Can StyleTTS2 use phonemization from different languages to finetune or train?

Open tanishbajaj101 opened this issue 1 year ago • 1 comments

I am trying to make a model that can accomodate words from both my native language, along with words from English. My native language is Hindi, written in devanagari script

Here is an example "मेरा car service 21 जुलाई को scheduled है, क्या आप मुझे इसके सभी details दे सकते हैं?" of what I want

This is the phonemized output, that gives output in 2 diff. languages at the same time (hi)meːɾaː(enus) kɑːɹ sɜːvɪs twɛnti wʌn (hi)ɟʊlaːi koː(enus) skɛdʒuːld (hi)hɛː(enus) (hi)kːjaː aːp mʊɟʰeː ɪskeː sʌbʰi(enus) diːteɪlz (hi)deː sʌkteː hɛ̃(enus) Here it detects two different scripts and marks them as (hi) for hindi and (enus) for american english?

If i record appropriate sounds, would I be able to train the model appropriately?
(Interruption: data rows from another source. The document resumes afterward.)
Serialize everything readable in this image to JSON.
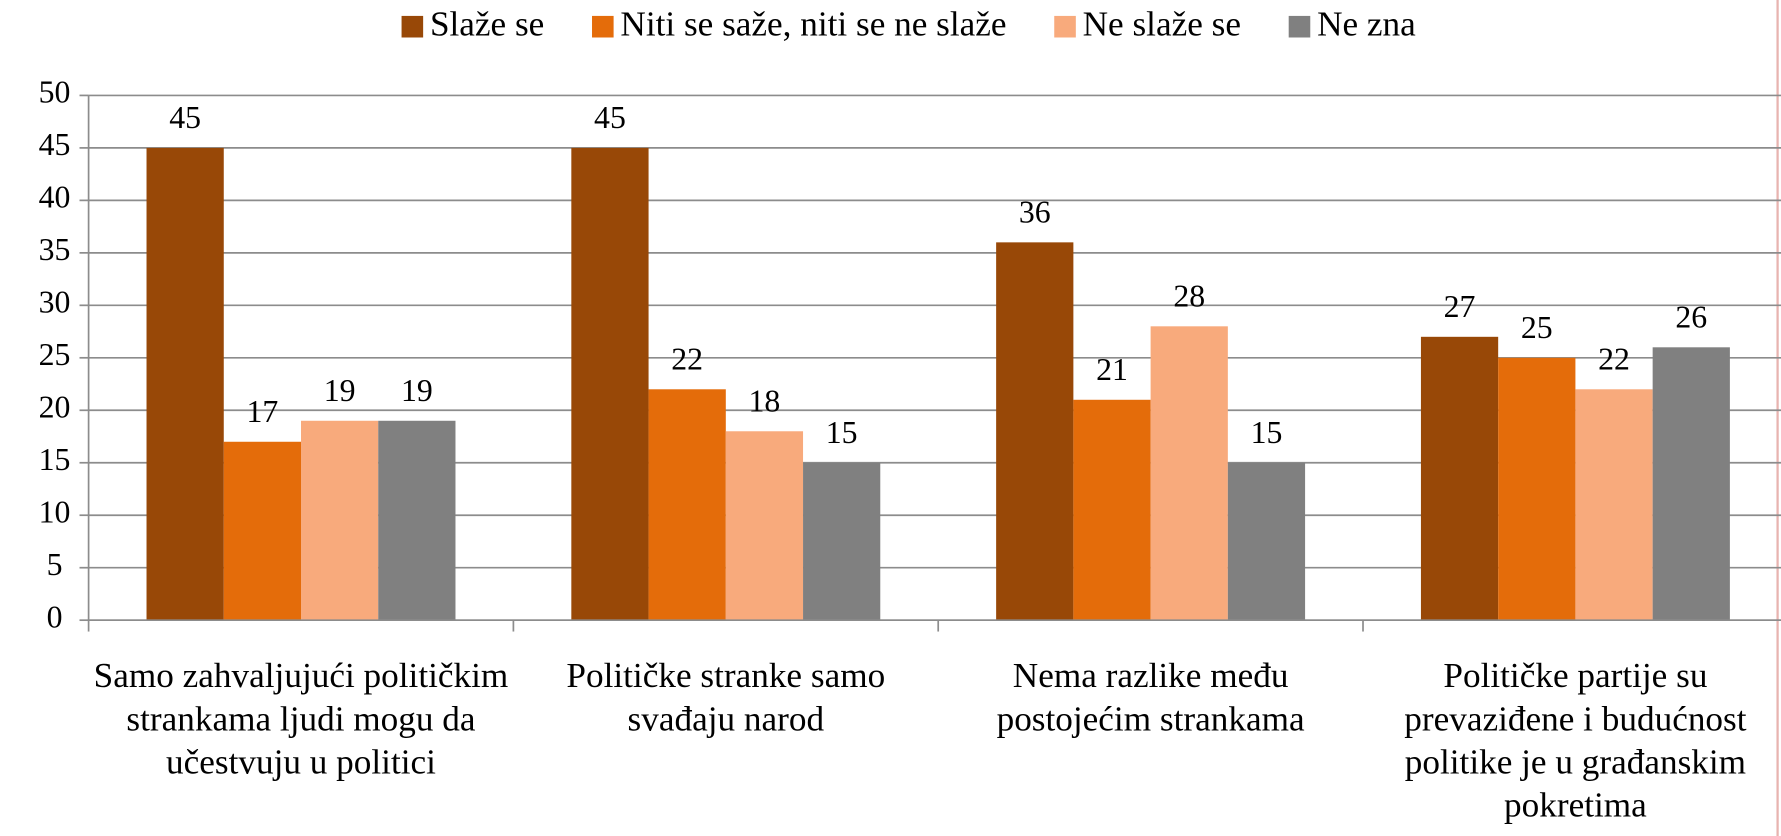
{
  "chart_data": {
    "type": "bar",
    "categories": [
      "Samo zahvaljujući političkim strankama ljudi mogu da učestvuju u politici",
      "Političke stranke samo svađaju narod",
      "Nema razlike među postojećim strankama",
      "Političke partije su prevaziđene i budućnost politike je u građanskim pokretima"
    ],
    "series": [
      {
        "name": "Slaže se",
        "color": "#984807",
        "values": [
          45,
          45,
          36,
          27
        ]
      },
      {
        "name": "Niti se saže, niti se ne slaže",
        "color": "#e46c0a",
        "values": [
          17,
          22,
          21,
          25
        ]
      },
      {
        "name": "Ne slaže se",
        "color": "#f8aa7c",
        "values": [
          19,
          18,
          28,
          22
        ]
      },
      {
        "name": "Ne zna",
        "color": "#808080",
        "values": [
          19,
          15,
          15,
          26
        ]
      }
    ],
    "ylim": [
      0,
      50
    ],
    "yticks": [
      0,
      5,
      10,
      15,
      20,
      25,
      30,
      35,
      40,
      45,
      50
    ],
    "grid": true,
    "legend": "top"
  }
}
Jul 19 '24 05:07 tanishbajaj101

I am working on a similar project. There are a few Turkish words within English texts. Is it possible for TTS to read both English and Turkish together? For example, can a sentence like "After Atatürk Caddesi(Turkish words), you need to go one more kilometer" be read realistically? If this is possible, should I train it only with English audio files containing Turkish words, or should I also include audio files with only Turkish words in the training?

Jan 31 '25 09:01 fkaplan